According to the report, South Asia and sub-Saharan Africa have the highest rates of vulnerable employment—some 77 percent of the total workforce in 2011. The same regions have the highest rate of working poor. As far back as 1993, UNDP identified jobless growth, where output increases, but employment lags behind. In addition, even as productivity increased, workers’ wages remained fairly stagnant.
The report highlights South Africa among three countries experiencing improvements in equality of marginalized groups. Because apartheid left the workforce divided by race, leaving only unskilled jobs for minorities, the country introduced an Employment Equity Act in 1998. This act encouraged women and members of minority groups to participate in the workforce, reducing unemployment and poverty. The act, in conjunction with other more specific efforts, has helped change the racial distribution of South Africa’s workforce and included historically disadvantaged groups.

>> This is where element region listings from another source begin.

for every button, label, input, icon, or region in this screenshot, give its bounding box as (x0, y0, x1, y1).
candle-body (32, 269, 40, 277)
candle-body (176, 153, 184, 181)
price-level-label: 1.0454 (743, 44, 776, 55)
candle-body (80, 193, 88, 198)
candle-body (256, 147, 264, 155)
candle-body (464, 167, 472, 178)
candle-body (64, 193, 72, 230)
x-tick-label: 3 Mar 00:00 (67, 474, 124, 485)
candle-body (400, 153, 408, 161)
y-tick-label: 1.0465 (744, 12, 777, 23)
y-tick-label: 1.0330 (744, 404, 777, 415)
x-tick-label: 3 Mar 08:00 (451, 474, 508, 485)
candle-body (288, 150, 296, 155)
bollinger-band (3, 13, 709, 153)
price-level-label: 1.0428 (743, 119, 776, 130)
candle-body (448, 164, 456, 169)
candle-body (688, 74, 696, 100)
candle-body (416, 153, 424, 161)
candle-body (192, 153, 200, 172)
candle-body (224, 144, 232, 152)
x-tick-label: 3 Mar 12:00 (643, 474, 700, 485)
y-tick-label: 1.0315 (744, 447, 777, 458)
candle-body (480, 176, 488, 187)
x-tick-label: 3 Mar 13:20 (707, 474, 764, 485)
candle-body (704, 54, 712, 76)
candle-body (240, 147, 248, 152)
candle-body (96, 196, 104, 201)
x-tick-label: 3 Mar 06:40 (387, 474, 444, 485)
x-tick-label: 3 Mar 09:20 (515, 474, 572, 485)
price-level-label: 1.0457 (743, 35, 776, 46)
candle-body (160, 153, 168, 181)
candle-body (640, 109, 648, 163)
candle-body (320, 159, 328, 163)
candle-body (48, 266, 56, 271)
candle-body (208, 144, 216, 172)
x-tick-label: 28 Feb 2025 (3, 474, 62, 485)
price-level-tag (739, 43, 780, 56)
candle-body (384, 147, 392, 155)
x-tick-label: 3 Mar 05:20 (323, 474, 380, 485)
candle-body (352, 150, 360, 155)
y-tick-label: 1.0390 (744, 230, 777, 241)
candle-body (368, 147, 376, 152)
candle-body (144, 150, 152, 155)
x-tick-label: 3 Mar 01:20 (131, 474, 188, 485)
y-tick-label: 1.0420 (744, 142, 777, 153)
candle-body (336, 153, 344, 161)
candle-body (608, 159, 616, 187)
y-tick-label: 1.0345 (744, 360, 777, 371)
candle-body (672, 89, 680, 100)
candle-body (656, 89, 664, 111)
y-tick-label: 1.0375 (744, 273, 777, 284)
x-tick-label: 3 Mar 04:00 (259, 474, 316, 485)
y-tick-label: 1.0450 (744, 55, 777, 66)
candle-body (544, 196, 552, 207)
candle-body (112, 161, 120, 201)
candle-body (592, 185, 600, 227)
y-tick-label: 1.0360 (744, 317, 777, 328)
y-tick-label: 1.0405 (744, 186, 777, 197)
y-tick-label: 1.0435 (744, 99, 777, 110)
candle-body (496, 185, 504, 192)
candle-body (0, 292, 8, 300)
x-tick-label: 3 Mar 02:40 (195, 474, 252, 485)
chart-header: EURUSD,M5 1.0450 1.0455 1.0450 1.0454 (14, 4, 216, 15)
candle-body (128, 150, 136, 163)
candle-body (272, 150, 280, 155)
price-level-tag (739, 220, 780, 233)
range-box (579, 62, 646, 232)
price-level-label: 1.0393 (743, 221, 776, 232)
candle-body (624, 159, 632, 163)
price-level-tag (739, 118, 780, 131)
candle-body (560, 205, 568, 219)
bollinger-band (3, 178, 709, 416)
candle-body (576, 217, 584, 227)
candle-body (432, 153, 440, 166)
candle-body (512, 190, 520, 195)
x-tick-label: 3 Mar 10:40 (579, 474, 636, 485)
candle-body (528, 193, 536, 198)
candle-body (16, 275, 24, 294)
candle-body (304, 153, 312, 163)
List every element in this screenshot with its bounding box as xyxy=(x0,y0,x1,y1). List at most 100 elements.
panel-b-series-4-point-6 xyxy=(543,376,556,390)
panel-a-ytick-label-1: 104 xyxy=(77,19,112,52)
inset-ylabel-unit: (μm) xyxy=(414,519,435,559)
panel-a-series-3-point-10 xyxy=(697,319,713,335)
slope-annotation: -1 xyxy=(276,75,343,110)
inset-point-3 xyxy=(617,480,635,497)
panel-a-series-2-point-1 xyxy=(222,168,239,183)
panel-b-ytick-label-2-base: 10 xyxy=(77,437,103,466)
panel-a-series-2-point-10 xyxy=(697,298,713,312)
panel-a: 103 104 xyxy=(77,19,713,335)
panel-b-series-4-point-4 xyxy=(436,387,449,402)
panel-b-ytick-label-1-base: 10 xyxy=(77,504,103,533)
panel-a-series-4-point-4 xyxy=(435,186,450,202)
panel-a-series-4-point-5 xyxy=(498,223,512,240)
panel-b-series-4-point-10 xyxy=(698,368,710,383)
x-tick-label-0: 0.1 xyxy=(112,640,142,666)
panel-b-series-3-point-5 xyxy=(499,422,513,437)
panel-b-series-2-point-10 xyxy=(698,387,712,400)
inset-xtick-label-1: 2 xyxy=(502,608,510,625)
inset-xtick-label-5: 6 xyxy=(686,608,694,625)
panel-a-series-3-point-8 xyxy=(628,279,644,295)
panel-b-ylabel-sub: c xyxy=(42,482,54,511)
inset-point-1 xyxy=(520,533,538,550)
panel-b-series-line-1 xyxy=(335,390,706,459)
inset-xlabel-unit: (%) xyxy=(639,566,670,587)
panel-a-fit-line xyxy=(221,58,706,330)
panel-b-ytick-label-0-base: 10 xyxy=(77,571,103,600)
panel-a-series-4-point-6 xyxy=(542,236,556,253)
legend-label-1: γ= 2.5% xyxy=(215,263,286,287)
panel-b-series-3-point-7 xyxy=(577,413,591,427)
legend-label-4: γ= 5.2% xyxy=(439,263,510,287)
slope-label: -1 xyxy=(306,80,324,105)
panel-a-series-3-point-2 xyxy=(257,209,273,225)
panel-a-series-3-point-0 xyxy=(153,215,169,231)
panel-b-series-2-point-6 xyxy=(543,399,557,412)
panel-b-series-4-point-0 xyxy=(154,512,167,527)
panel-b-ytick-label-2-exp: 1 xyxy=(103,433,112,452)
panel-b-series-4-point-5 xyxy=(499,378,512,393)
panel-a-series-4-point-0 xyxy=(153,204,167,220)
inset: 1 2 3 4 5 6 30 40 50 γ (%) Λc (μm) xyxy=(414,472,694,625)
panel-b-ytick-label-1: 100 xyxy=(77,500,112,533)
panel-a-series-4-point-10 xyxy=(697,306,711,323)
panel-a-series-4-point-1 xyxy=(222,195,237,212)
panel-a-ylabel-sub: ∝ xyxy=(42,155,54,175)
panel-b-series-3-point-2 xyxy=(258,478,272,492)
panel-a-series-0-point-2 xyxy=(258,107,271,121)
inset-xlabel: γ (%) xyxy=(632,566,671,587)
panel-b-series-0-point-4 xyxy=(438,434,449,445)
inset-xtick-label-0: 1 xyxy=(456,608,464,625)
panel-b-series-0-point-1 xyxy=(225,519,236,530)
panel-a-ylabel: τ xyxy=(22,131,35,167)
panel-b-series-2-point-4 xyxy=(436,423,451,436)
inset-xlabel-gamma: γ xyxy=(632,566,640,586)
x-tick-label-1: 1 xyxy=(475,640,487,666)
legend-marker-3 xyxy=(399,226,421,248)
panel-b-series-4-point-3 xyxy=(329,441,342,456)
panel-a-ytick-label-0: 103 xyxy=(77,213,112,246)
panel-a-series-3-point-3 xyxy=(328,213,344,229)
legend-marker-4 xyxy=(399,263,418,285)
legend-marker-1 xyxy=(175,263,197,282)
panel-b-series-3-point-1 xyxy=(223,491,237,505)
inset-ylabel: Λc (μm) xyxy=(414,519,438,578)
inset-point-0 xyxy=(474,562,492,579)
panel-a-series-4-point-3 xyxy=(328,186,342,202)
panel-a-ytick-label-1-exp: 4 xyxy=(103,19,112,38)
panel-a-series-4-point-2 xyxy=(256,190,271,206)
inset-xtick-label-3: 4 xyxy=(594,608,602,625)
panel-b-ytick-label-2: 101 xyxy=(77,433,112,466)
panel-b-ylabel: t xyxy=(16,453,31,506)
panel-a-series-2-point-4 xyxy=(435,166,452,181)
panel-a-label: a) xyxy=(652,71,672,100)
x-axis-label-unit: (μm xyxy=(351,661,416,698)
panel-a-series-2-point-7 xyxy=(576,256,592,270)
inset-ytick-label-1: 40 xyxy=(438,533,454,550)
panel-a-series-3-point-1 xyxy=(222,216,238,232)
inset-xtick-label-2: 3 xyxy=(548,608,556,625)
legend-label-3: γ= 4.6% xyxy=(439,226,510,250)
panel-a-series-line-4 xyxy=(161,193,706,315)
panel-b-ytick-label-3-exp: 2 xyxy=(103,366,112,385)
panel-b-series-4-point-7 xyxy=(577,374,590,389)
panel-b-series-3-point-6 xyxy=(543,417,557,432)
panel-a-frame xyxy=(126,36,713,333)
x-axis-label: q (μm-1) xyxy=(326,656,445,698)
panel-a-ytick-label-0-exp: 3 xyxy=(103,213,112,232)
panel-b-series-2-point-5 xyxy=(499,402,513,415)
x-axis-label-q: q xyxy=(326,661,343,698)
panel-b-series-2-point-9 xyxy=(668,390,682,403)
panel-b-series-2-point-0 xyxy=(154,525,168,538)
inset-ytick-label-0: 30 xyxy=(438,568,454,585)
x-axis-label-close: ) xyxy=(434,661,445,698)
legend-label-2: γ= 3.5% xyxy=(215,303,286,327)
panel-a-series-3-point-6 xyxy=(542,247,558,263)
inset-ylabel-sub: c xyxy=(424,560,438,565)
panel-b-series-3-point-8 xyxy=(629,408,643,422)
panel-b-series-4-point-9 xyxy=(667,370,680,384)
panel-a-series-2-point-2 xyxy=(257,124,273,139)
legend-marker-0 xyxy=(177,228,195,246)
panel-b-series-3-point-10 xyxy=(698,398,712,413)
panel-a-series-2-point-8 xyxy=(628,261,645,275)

In a special contribution to the report, Juan Somavia, former director general of the International Labor Organization, says modern economic thinkers see work as “only” a production cost.
“Nowhere in sight is the societal significance of work as a foundation of personal dignity, as a source of stability and development of families or as a contribution to communities at peace,” he writes. Somavia then outlines his policy recommendations: living wages, respect for worker rights, gender equality, workers organization and collective bargaining and pensions, among others.
Stable, decent employment not only provides workers and their families with financial security but can also boost a sense of dignity and status within the community. Higher rates of female employment can also widely benefit communities, in part by changing the perception of the “value” of girls, increasing female education and reducing poverty.